We evaluate far-field tsunami hazard in the Indian Ocean Basin based on hydrodynamic simulations of ten case studies of possible mega earthquakes at the major seismic zones surrounding the basin. They represent worst-case scenarios of seismic rupture along the full extent of seismogenic faults having supported large earthquakes in the historical record. In a series of numerical experiments in which the source parameters of the 2004 Sumatra tsunami are allowed to vary one by one, while keeping the seismic moment and the fault orientation unchanged, we document that the main patterns of far-field tsunami amplitudes are remarkably robust with respect to nominal variations in such parameters as hypocentral depth, exact centroid location, and slip distribution on the fault plane. These results validate the concept of modelling case scenarios of potential future earthquakes whose source is by definition imprecise.
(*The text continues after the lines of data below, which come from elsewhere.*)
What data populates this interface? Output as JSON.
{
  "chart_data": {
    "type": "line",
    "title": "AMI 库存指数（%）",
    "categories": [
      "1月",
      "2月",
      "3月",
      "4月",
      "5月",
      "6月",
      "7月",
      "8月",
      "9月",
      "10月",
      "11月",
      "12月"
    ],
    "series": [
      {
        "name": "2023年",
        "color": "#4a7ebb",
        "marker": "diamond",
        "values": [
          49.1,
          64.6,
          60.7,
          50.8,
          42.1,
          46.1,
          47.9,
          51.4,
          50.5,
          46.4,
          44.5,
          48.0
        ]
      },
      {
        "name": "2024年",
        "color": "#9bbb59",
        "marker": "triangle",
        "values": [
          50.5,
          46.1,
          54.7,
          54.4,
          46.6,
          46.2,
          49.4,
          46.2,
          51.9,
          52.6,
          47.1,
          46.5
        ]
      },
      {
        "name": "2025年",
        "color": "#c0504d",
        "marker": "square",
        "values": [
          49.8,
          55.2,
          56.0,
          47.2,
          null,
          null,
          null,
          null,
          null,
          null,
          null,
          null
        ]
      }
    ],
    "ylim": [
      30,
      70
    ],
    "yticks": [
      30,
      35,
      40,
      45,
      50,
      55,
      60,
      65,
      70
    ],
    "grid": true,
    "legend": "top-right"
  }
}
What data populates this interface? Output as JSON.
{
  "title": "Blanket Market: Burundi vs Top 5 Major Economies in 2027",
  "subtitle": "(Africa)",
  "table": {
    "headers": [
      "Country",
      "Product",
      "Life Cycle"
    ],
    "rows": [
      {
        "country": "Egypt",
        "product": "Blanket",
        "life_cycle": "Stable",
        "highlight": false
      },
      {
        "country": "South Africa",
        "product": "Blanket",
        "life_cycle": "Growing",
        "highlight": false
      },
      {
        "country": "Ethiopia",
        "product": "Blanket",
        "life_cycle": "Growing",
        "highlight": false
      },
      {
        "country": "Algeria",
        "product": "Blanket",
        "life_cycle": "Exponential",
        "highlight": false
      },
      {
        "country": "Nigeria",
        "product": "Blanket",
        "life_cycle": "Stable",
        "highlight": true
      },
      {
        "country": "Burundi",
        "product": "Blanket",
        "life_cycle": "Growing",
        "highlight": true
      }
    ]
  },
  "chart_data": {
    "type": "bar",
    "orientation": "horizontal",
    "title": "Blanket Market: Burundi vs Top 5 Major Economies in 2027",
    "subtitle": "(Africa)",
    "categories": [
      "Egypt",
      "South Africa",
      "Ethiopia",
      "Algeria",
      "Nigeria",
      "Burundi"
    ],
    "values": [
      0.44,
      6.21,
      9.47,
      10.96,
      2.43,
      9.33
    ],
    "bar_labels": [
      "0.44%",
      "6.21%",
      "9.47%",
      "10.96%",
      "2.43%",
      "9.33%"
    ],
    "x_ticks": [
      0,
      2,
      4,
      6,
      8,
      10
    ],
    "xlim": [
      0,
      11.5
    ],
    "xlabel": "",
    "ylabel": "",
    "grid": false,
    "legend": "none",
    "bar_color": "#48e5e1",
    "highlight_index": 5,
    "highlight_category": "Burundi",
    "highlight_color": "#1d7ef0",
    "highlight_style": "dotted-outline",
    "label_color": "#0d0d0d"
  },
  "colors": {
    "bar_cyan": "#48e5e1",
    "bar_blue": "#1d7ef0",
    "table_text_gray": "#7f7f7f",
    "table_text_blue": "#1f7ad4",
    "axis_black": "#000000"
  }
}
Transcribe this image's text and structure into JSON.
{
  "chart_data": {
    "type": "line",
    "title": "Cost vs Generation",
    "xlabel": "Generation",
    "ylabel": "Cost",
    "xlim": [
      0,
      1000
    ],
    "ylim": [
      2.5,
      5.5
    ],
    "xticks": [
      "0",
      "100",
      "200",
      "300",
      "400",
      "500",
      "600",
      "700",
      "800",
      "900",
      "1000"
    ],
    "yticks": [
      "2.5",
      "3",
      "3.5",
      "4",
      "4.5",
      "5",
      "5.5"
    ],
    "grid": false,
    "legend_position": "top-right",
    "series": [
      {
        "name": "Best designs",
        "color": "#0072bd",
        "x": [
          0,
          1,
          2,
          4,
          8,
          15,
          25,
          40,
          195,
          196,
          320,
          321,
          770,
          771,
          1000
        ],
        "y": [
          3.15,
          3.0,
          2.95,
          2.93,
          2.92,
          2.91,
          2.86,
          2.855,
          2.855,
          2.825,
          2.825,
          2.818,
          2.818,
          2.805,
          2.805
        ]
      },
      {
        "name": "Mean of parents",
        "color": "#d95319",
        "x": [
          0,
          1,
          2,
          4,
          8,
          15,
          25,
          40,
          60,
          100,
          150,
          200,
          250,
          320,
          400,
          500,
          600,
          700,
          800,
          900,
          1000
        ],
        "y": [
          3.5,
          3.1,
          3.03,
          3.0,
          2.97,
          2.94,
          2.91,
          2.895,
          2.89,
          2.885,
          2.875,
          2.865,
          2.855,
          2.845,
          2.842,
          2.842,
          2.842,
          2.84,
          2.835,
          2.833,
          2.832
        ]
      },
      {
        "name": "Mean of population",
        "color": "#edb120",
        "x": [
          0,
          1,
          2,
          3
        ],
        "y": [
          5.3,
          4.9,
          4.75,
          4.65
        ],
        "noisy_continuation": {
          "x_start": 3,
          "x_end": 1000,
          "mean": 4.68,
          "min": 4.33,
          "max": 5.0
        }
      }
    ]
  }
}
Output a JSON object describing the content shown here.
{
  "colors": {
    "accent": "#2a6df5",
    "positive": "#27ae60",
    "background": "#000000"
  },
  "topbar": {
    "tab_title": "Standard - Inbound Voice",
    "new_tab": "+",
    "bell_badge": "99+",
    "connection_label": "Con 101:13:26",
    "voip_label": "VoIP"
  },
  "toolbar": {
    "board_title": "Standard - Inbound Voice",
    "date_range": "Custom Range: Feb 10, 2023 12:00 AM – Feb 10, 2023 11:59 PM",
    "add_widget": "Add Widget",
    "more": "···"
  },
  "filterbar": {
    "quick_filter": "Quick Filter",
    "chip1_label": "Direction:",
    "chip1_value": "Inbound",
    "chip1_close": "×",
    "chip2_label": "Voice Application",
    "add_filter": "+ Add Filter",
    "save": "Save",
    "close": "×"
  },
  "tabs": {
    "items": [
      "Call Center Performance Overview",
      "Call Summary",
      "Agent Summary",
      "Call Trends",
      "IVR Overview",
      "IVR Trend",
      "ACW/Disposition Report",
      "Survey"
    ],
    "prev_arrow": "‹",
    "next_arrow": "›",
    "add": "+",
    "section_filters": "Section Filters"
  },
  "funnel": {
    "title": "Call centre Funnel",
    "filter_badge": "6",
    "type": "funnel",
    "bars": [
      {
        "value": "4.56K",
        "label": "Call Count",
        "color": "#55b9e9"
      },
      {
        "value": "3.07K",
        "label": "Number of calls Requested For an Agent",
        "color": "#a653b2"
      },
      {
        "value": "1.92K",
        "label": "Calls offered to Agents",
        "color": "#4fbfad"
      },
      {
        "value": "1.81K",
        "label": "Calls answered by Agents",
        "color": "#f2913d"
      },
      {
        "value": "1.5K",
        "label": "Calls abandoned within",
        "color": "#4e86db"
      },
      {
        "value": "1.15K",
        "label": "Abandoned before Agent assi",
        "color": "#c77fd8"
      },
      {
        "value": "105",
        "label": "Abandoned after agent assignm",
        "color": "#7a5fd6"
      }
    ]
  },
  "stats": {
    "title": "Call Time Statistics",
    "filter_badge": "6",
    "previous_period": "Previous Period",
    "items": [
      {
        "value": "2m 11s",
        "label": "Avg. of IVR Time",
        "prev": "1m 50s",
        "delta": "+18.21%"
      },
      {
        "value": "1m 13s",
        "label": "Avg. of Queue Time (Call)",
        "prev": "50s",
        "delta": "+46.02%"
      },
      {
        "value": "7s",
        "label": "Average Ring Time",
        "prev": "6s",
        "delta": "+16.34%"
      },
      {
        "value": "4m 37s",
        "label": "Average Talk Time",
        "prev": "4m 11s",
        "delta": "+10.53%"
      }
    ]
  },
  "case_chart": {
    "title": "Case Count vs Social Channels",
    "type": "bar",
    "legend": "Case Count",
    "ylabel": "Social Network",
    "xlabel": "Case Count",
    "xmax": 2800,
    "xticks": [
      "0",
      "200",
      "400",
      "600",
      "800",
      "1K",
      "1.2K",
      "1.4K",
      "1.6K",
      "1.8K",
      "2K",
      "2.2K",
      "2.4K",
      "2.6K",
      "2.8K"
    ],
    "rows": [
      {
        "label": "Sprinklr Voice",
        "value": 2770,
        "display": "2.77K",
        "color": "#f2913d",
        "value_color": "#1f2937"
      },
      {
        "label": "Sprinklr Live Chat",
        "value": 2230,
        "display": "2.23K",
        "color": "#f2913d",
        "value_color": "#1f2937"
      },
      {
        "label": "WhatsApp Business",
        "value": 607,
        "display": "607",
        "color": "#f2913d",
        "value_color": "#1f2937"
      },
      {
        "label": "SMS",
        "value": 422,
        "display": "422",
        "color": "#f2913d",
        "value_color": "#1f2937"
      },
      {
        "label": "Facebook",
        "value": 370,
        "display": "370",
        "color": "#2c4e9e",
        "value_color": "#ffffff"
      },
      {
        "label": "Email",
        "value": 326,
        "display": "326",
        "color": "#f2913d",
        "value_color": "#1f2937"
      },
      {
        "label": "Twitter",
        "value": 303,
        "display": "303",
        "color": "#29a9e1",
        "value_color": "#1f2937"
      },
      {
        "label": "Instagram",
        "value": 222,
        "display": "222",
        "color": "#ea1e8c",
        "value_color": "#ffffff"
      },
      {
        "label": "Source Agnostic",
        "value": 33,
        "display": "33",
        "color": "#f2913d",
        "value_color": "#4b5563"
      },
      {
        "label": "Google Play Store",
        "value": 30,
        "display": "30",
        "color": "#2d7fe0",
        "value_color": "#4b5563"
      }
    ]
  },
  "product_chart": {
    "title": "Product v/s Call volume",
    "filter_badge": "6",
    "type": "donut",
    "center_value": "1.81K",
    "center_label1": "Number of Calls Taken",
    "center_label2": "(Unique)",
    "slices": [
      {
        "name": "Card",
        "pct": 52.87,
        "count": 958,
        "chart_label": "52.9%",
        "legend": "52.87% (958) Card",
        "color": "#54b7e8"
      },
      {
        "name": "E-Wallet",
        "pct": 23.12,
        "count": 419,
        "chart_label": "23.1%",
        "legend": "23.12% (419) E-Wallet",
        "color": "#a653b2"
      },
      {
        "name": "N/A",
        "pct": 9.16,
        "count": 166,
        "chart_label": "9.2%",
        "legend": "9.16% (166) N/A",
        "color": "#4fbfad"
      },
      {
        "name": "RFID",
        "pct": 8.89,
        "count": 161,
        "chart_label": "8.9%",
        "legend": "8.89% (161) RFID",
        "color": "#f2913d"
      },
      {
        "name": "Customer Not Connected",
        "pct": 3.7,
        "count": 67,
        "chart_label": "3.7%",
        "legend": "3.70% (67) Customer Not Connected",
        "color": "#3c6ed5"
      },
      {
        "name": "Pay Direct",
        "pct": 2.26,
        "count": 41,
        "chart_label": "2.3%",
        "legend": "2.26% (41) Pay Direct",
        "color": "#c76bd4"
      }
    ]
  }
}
We consider seismic sources located at the extremities of the 2004 Sumatra–Andaman rupture, namely along the southern coast of Sumatra and in the Andaman–Myanmar province; along the Makran coast of Pakistan and Iran; and also along the southern coast of Java, where the possibility of a large interplate thrust earthquake cannot be entirely dismissed. The results of our hydrodynamic simulations indicate that the distribution of maximum amplitudes in the Indian Ocean Basin is primarily controlled by the classical effect of source directivity, and additionally by refraction and focusing along bathymetric features. As a result, many provinces in the basin could be threatened by higher tsunami amplitudes than in 2004. This pattern is particularly important along the coast of East Africa, from Somalia to and including South Africa, in Madagascar and the Mascarene Islands, especially under a South Sumatra scenario involving an earthquake comparable to, or even possibly larger than, the 1833 event, whose epicentral area is widely believed to be under enhanced seismic risk as a result of stress transfer from the 2004 and 2005 ruptures to the northwest, possibly even in the wake of the 2007 Bengkulu earthquakes.